Am ehesten findet man sie dort beantwortet, wo jene Positionen zu Wort kommen, die die Empathie ablehnen. Etwa bei den Vertretern des effektiven Altruismus um den australischen Philosophen Peter Singer. Laut ihnen ist das Mitgefühl nicht nur ein kurzlebiger Effekt, sondern führt im Zweifelsfall auch zum vermeintlich falschen Einsatz von Ressourcen. Wollte man die Welt nachhaltig verbessern, sollte man sich deshalb nicht von spontanen Einfühlungen leiten lassen, sondern vielmehr knallhart kalkulieren. Anstatt ein paar Münzen an Obdachlose zu geben oder sich aufgrund einer rührigen Social-Media-Geschichte an einem Kickstarter-Projekt zu beteiligen, gelte es, das Geld etwa für Moskitonetze zu spenden, die wiederum in Afrika und Asien viel effektiver Leben retten.
Man mag diesem Hardcore-Utilitarismus von Singer und Co. aus vielen Gründen problematisch finden, vor allem aber hat er mit der Mitleidsethik am Ende gemein, dass er in einer Charity-Logik verhaftet bleibt, die durch das Verteilen finanzieller Pflaster jene politischen und ökonomischen Strukturen reproduziert, die Armut, Hunger und Ausbeutung vielfach erst begründen. Mehr noch: Dort, wo existenzieller Not mittels Philanthropie kurzfristig Abhilfe geschaffen wird, verleiht Letztere dem strukturellen Elend im Zweifelsfall die moralische Legitimation des Fortbestands.

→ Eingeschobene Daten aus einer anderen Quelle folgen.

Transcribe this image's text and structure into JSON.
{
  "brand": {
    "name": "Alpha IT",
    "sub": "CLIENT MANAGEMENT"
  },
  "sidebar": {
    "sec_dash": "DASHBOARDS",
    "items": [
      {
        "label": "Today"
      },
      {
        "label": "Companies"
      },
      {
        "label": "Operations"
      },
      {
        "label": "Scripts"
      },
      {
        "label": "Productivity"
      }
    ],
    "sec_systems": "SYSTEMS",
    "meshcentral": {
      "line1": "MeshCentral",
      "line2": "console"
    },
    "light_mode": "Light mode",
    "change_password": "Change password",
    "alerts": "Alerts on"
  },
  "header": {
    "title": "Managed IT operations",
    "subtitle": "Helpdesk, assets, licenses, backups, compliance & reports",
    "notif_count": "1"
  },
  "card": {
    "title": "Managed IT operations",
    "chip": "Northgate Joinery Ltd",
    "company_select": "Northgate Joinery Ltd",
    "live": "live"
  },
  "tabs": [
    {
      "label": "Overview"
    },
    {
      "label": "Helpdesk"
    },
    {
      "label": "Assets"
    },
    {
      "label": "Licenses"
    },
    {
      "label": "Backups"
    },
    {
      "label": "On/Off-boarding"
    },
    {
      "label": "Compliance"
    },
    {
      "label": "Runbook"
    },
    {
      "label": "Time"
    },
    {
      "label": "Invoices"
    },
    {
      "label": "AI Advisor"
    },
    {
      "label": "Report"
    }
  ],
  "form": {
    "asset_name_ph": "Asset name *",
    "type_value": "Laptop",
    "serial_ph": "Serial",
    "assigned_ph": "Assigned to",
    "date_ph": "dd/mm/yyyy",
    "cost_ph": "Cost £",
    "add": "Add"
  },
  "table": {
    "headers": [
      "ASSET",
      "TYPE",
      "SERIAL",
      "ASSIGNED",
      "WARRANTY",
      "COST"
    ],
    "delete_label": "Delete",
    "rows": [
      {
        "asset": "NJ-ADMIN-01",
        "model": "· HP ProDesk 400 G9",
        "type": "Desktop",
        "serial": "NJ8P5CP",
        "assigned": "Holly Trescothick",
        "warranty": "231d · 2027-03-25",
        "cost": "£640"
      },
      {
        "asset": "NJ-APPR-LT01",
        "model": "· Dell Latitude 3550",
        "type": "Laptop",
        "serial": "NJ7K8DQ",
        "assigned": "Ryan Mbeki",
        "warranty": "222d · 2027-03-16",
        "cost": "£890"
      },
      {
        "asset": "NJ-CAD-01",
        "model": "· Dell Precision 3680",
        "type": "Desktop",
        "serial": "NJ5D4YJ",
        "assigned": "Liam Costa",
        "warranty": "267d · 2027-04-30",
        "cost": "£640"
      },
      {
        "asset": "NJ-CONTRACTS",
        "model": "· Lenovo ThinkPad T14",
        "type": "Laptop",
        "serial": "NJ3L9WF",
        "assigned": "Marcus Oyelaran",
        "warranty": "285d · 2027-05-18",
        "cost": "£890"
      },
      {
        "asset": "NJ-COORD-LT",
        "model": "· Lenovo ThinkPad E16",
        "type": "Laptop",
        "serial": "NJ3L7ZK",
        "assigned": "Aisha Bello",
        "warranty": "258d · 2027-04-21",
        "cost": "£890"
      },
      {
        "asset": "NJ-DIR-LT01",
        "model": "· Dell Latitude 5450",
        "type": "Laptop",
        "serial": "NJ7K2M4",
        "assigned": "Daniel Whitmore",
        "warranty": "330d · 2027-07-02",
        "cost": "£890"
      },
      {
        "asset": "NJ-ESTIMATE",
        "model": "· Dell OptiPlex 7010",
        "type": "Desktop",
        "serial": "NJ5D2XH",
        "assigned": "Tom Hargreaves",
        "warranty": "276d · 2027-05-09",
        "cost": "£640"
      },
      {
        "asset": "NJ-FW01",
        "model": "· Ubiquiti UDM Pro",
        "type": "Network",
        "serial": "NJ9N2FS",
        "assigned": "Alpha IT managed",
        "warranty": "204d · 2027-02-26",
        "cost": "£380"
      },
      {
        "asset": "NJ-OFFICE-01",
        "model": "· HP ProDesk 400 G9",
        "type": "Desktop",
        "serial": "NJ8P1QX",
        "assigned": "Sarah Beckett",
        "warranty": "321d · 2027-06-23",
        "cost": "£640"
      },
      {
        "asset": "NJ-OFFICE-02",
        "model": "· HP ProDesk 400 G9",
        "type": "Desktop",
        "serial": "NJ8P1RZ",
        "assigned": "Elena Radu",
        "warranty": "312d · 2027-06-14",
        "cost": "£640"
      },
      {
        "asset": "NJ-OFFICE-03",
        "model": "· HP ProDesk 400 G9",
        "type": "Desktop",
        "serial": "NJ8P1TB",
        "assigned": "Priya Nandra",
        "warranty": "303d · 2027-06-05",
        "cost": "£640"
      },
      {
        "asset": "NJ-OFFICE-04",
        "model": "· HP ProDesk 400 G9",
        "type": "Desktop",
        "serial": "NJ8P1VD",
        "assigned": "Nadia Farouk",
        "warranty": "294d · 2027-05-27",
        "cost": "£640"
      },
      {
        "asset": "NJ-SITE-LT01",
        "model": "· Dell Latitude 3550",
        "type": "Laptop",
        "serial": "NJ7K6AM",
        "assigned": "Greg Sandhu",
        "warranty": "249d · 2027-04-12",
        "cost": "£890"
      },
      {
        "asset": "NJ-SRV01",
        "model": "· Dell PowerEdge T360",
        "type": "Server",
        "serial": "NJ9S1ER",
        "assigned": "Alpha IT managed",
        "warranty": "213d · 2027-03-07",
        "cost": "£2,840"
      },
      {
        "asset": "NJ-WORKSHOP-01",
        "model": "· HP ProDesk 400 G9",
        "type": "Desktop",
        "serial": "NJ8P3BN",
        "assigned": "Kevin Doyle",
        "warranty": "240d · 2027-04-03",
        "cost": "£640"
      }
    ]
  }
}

Gerade deshalb hatte es ja auch gute Gründe, dass von Karl Marx, Sojourner Truth oder Martin Luther King nie Mitgefühl, sondern politische und soziale Rechte eingefordert wurden. Denn das Problem mit dem Mitgefühl ist ja eben nicht nur, dass es politisch gewendet oft zum Sozialkitsch avanciert, sondern vor allem, dass es stets eine wankelmütige Gabe bleibt, die jene zu spenden vermögen, die es sich – oft auch ganz buchstäblich – leisten können. Oder konkreter gesagt: Politisch gesehen bleibt dem Mitgefühl in der Regel jenes Herrschaftsverhältnis eingeschrieben, von dessen Effekten es erst hervorgerufen wurde.
Revolutionsfolklore
Gilt dann also schlichtweg die bekannte Zeile aus Kurt Tucholskys Gedicht Asyl für Obdachlose: „Wohltaten, Mensch, sind nichts als Dampf. / Hol dir dein Recht im Klassenkampf –!“? Die Antwort lautet einstweilen schon deshalb nein, weil man es sich mit der richtigen Strukturanalyse – gerne gepaart mit der ausgebufften Einsicht, dass der Zug der Geschichte gar nicht in einem Biomarkt im Prenzlauer Berg abfährt, Hygge auf Dänisch nicht Widerstand heißt und die Charity-Ideologie auch nicht final in den Sozialismus führt (siehe oben) – ja im Zweifelsfall ebenso bequem machen kann, indem das ausschließliche Beschwören der ganz großen Zusammenhänge am Ende lediglich als melancholische Begleitmusik der eigenen Revolutionsfolklore dient. Und dabei dürfte selbst der hartgesottenste Antikapitalist spätestens dann in ein ethisches Dilemma geraten, wenn zur Frage steht, wie viel denn theoretisch nicht gespendet und nicht kapitalistisch mitgefühlt werden darf, bis Bill Gates und Co. dann auch angemessen Steuern zahlen – und gar die Verhältnisse stürzen?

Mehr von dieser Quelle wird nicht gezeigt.